See, also, Sterling Paper Co. v. Hamel, 207 Fed. 300, and decisions there cited, decided by this court June 30, 1913.

There is to be added the unusual force employed in kicking the cars and so causing excessive speed in their movement. The effect of such initial force and speed was disclosed by the proved results of the impact of the collision with standing cars, pointed out in the statement; and this is not in añy wise affected by the defense of contributory negligence, for, aside from the negative effect of the verdict as respects such negligence, no assignment was made to the court’s charge in that behalf. We cannot but conclude, from this and the other matters stated, that the jury was warranted in finding, as its verdict imports, both that the company was negligent and that there was causal relation between its negligence and Rice’s death.

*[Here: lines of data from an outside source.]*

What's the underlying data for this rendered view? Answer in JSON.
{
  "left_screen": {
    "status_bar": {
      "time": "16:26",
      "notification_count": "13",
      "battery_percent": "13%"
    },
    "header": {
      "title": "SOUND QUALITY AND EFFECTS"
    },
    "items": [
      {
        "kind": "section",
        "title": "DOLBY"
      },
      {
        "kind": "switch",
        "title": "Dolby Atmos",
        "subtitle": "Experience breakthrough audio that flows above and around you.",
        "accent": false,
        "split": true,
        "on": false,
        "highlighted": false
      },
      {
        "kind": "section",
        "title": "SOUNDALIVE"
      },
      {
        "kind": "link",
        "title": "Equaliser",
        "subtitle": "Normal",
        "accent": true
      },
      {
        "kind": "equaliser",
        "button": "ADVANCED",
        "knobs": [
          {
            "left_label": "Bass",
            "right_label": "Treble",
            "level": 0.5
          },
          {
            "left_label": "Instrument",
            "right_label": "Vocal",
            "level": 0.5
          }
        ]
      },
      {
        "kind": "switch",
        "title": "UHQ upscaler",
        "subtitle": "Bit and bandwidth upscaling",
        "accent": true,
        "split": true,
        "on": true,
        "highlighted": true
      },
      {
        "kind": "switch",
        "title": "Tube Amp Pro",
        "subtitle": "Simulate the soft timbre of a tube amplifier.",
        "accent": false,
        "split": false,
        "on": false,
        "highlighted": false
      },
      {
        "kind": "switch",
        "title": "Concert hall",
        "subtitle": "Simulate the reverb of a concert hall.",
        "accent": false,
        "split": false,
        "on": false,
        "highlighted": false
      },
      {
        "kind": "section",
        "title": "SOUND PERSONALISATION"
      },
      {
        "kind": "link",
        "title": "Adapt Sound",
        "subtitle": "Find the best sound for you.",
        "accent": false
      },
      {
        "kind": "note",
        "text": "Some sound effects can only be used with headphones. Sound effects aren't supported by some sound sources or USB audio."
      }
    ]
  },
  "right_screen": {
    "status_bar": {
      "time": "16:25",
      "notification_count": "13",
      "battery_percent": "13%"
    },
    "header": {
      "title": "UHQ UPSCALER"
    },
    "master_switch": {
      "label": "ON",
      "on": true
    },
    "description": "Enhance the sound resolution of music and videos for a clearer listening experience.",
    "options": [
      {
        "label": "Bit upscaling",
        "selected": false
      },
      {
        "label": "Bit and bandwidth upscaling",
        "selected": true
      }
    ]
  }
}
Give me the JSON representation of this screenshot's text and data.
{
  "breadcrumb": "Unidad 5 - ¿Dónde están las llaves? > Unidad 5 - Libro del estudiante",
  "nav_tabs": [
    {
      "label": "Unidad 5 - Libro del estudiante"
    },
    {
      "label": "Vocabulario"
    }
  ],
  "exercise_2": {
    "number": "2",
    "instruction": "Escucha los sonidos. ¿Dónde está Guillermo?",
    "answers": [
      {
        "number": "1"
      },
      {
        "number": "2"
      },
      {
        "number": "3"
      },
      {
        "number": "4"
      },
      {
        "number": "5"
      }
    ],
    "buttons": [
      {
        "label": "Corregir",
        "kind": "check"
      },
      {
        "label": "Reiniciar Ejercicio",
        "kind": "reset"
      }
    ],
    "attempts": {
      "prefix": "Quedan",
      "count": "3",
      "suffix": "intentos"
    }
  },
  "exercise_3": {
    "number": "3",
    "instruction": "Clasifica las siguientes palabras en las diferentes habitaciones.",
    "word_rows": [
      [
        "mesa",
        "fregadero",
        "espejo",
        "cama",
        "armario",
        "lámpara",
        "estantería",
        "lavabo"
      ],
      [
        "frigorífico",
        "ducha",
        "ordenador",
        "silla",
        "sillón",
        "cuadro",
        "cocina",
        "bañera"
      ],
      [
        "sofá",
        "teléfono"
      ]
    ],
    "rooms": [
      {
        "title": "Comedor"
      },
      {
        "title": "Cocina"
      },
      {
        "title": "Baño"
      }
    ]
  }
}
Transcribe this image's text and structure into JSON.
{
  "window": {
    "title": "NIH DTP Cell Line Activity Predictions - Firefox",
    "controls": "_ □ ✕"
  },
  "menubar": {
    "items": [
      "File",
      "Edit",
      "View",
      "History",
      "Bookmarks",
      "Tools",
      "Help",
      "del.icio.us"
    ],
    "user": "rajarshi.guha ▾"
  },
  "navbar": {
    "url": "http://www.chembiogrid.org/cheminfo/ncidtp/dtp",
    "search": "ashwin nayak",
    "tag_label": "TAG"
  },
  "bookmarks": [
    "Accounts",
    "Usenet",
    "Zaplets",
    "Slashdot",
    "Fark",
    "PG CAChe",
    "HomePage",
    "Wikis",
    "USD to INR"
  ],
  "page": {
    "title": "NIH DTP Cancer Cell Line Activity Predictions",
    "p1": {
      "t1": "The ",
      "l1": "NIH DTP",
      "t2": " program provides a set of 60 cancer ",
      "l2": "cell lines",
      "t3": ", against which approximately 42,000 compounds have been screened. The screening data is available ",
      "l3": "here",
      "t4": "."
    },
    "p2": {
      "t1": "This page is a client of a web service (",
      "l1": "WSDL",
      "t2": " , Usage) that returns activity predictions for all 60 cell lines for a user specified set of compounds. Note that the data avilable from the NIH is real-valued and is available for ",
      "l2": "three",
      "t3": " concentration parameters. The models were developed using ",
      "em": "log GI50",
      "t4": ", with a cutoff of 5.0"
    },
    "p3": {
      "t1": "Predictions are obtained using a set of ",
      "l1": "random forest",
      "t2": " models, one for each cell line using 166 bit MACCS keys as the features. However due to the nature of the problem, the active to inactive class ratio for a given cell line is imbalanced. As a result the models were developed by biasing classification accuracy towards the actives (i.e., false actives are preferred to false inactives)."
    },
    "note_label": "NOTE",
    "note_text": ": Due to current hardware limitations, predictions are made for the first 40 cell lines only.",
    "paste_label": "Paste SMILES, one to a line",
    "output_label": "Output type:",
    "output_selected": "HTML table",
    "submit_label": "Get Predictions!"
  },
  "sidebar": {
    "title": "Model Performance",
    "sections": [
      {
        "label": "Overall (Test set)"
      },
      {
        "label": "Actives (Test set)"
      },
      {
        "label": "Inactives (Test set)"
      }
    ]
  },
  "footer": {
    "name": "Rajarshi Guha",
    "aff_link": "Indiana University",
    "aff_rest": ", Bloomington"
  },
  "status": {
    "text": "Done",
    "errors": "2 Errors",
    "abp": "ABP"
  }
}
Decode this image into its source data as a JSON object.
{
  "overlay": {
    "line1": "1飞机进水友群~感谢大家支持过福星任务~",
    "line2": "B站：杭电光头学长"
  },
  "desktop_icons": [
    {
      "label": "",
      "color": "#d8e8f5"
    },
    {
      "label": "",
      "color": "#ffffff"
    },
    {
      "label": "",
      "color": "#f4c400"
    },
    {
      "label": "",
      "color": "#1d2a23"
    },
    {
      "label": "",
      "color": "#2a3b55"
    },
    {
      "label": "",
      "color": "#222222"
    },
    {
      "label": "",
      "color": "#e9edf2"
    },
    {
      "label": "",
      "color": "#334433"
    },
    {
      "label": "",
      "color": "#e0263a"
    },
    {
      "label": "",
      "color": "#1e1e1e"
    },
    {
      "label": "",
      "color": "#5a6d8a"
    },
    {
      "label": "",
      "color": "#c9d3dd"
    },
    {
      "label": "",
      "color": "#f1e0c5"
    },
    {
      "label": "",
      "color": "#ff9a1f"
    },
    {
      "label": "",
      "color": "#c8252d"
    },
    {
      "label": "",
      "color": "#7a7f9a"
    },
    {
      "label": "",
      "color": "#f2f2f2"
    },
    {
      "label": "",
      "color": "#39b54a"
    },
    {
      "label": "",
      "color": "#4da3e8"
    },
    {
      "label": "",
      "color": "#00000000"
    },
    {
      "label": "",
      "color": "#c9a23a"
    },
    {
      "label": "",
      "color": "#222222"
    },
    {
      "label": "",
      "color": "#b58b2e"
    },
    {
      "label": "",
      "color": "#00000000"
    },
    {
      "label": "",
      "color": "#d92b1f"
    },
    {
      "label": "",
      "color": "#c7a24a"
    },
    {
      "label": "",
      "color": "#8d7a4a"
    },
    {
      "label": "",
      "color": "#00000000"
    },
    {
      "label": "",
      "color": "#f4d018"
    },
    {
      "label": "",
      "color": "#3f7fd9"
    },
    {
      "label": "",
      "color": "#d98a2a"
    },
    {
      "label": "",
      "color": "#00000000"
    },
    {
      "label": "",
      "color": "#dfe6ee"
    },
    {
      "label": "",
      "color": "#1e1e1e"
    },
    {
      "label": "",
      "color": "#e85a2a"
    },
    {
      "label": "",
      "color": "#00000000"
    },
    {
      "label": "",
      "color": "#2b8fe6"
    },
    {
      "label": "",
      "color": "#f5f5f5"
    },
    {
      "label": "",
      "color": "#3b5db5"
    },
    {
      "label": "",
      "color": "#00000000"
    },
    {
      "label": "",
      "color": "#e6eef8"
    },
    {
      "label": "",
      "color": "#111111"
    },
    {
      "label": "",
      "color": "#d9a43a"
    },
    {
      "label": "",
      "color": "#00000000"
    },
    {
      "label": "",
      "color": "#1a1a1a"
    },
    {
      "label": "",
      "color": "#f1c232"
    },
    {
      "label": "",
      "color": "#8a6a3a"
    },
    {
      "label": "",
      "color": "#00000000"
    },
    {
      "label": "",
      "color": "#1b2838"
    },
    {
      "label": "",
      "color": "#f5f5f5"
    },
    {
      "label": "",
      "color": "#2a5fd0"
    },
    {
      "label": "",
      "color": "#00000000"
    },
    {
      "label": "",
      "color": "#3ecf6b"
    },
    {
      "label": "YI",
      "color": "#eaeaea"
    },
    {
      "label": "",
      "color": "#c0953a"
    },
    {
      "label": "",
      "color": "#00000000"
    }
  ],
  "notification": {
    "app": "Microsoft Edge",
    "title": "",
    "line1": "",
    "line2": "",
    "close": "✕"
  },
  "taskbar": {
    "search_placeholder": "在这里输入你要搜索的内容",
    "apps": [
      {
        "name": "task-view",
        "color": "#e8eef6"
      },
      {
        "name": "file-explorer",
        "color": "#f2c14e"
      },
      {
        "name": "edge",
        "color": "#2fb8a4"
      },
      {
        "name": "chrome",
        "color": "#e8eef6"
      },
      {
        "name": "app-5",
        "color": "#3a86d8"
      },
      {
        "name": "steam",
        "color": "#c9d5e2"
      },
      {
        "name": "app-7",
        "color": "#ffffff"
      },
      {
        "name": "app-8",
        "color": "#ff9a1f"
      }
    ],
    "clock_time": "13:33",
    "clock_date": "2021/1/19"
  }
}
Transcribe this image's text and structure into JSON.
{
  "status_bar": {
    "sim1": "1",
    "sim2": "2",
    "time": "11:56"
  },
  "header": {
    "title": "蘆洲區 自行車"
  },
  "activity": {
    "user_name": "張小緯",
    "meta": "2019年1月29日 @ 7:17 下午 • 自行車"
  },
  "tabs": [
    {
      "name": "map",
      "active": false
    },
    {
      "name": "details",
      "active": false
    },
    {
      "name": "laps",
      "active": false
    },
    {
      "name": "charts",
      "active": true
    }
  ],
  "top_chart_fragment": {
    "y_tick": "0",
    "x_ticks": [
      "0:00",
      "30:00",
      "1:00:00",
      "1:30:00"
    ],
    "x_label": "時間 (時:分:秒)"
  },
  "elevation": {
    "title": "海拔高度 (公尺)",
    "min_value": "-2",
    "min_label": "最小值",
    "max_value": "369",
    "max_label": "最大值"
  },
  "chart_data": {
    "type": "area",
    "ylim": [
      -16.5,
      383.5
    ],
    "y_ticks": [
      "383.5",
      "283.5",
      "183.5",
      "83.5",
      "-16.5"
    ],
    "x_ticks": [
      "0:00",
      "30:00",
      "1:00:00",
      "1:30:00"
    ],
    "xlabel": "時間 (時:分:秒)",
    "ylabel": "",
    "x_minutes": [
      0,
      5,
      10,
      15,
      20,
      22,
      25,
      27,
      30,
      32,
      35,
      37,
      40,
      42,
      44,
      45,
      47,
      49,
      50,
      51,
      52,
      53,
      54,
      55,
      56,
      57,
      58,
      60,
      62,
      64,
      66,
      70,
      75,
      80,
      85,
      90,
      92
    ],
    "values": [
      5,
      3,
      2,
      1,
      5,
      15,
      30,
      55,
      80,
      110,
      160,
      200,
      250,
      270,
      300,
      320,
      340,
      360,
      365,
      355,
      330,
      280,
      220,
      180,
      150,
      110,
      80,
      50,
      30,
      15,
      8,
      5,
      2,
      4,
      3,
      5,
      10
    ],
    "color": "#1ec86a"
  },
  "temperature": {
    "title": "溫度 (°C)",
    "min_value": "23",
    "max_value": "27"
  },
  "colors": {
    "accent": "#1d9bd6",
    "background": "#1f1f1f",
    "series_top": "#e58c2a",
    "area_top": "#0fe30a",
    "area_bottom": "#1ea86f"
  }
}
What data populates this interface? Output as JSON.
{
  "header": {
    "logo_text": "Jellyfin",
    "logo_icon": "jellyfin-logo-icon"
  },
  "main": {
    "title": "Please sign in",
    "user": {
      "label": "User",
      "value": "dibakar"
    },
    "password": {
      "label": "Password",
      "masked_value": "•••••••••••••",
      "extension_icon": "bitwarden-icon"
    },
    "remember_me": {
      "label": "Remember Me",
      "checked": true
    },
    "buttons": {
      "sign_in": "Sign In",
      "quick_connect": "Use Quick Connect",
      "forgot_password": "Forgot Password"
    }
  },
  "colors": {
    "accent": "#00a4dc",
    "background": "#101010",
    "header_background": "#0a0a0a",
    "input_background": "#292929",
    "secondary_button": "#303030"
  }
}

[4] 3. The last assignment -concerns a discovery made after trial that, between the commencement of the suit and the trial, Rice’s widow was married. However, this fact was subsequently called to the attention of the trial-judge and also considered on an affidavit upon ¿he motion for new trial; and we think that the question of concealment of marriage addressed itself to the discretion of the court below and so is not reviewable here. Big Brushy Coal & Coke Co. *311v. Williams, 176 Fed. 529, at page 533, 99 C. C. A. 102, and cases cited (C. C. A. 6th Cir.). The controlling feature of such a question is that the marriage would not have been admissible in mitigation of damages. Davis v. Guarnieri, 45 Ohio St. 470, 15 N. E. 350, 4 Am. St. Rep. 548; Georgia Railroad & Banking Co. v. Garr, 57 Ga. 277, 280, 24 Am. Rep. 492; Consolidated Stone Co. v. Morgan, Adm’r, 160 Ind. 241, 247, 66 N. E. 696; Philpott v. Pennsylvania Ry. Co., 175 Pa. 570, 573, 34 Atl. 856.

It may be noted that while the cause of action arose after the amendment of April 5, 1910, adding section 9 to the Employer’s Liability Act (Act April 5, 1910, c. 143, 36 Stat. L. 291 [U. S. Comp. St. Supp. 1911, p. 1325]), and while the court told the jury that the matter of distribution of any recovery belonged to the county probate court, which was contrary to the rule laid down in Gulf, Colorado, etc., Ry. v. McGinnis, 228 U. S. 173, 33 Sup. Ct. 426, 57 L. Ed. 785, yet no allusion to the effect of the amendment or to that decision appears to have been made below, and of course no assignment of error in respect of either is presented here.

The assignments must be overruled, and the judgment of the court below affirmed, with costs.